Clarke et ses idées noires
Dans Réalités Obliques, le dessinateur de Mélusine explore l’autre côté du miroir, les ombres l’emportent sur la lumière, avant d’être dévorées à leur tour par le néant, en noir ou blanc.
« La réalité, c’est ce qui refuse de disparaître quand on cesse d’y croire », introduit Philip K. Dick. Clarke fait son expérience à partir de cette soustraction fondamentale. A partir de la réalité qui reste quand on regarde le réel en face, il oblique et imagine son fantastique dans un recueil d’angoisse. Réalités Obliques, vingt cinq historiettes, autant de tours ironiques, de fables absurdes, de délires cauchemardesques et philosophiques qui heurtent la réalité des certitudes, trop lumineuses, finies et déterminées. Robert Musil disait « s’il y a un sens du réel, il doit y avoir aussi un sens du possible ». On peut ainsi lire Réalités obliques comme le pendant contraire de l’album Les Etiquettes, publié chez Glénat, l’an dernier, où l’auteur se livre en tranches de vie autobiographiques et met en scène son intimité quotidienne. Dans la forme, les livres se ressemblent, le même format carré, le même découpage en épisodes, même si dans Réalités Obliques, la structure se rigidifie davantage, au rythme précis de récits en quatre planches de quatre cases chaque. Le blanc éclaboussait Les Etiquettes, comme si les contours suffisaient sur la page blanche du réel. A l’inverse dans Réalités Obliques, c’est le noir qui révèle, les masses sombres qui modèlent, l’imaginaire qui submerge. Deux albums en recto et en verso, miroirs en inversé de la réalité, du noir et du blanc.

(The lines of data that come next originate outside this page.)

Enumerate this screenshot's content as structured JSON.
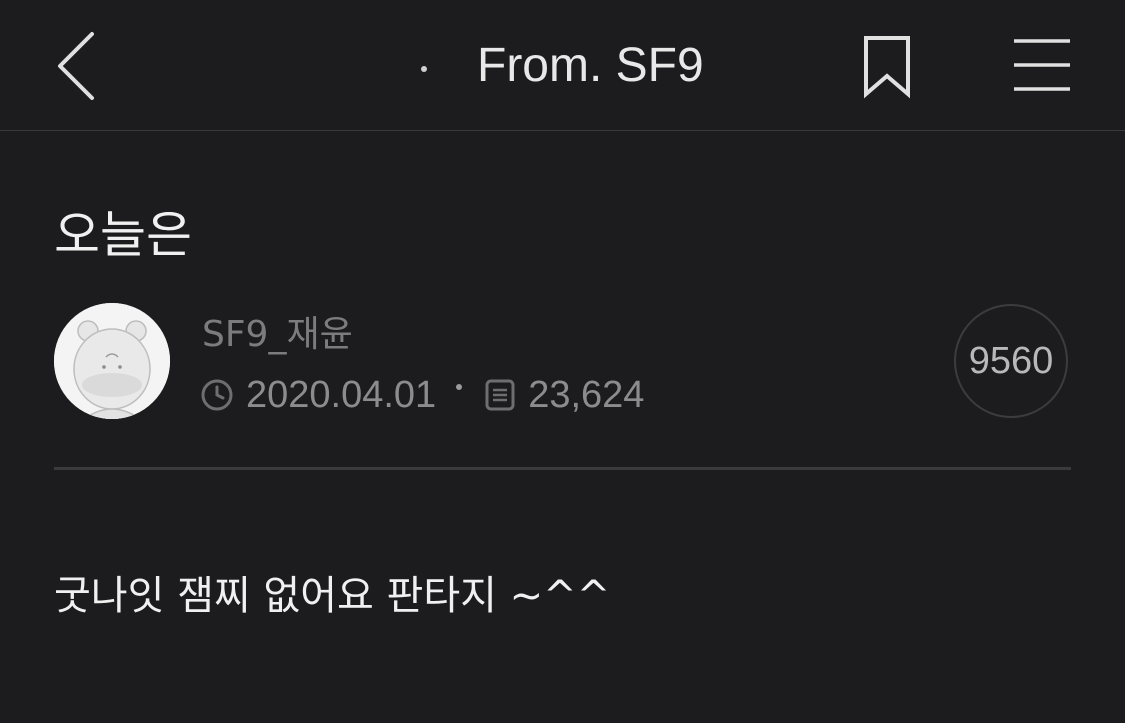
{
  "header": {
    "title": "From. SF9",
    "back_icon": "chevron-left-icon",
    "bookmark_icon": "bookmark-icon",
    "menu_icon": "hamburger-menu-icon"
  },
  "post": {
    "title": "오늘은",
    "author": "SF9_재윤",
    "date": "2020.04.01",
    "views": "23,624",
    "likes": "9560",
    "body": "굿나잇 잼찌 없어요 판타지 ~^^"
  },
  "colors": {
    "background": "#1c1c1e",
    "divider": "#3a3a3c",
    "meta_text": "#8c8c90"
  }
}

A 50 ans, Clarke a derrière lui une longue carrière dans la bande dessinée. Expert en dessin d’humour, on retrouve dans son trait la tradition du Journal de Spirou, le savoir faire du gag avec l’art de la chute et de la mise en tension. Prolifique, l’artiste de Mélusine a su élargir son dessin à d’autres histoires, évoluant dans le réalisme, écrivant ses propres scénarios qui donnent à voir une facette sombre de son talent. Dans ses œuvres personnelles, la bande dessinée sert de médium aux questionnements, une expression exacerbée dans les Réalités obliques. Cet album rappelle dans un autre style mais dans l’esprit, les idées noires de Franquin car le noir devient ici matière et sujet. L’obscurité est travaillée en consistance pour forger l’image de la certitude la plus terrifiante, celle du doute, que le dessin peut immédiatement faire surgir, quand les mots s’embrouillent en conjonctures sur l’angoisse existentielle et la condition humaine.
C’est Kierkegaard, Heidegger, Sartre ou Freud qu’on lit dans ces cases, le désir d’une vérité insaisissable, même perçue à travers les réalités obliques. Le dessin pose les paradoxes, injecte l’absurde dans le réel cartésien, à la manière d’Escher auquel le dessinateur rend hommage, « L’acceptation de la réalité est une tâche sans fin, et nul être humain ne parvient à se libérer complètement de la tension suscitée par la mise en relation de la réalité du dedans et celle du dehors. Il en résulte une transition qui va nous poursuivre tout au long de notre existence… L’art peut nous aider à faire cette transition en nous permettant d’imaginer des relations différentes entre ces deux niveaux de réalité, afin de nous maintenir en équilibre. » , indique le psychiatre Donald Winnicott en épigraphe. Le fin mot de ces histoires déséquilibrantes qui étalonnent en incertitudes la balance du réel.
Lucie Servin
Réalités Obliques, Clarke, 160 pages, 16,45 euros
-> Suggestion : En lisant Réalités Obliques, je pensais à Peur(s) du noir, le film d’animation réalisé par de nombreux dessinateurs, qui puisaient eux aussi dans cette matière angoissante.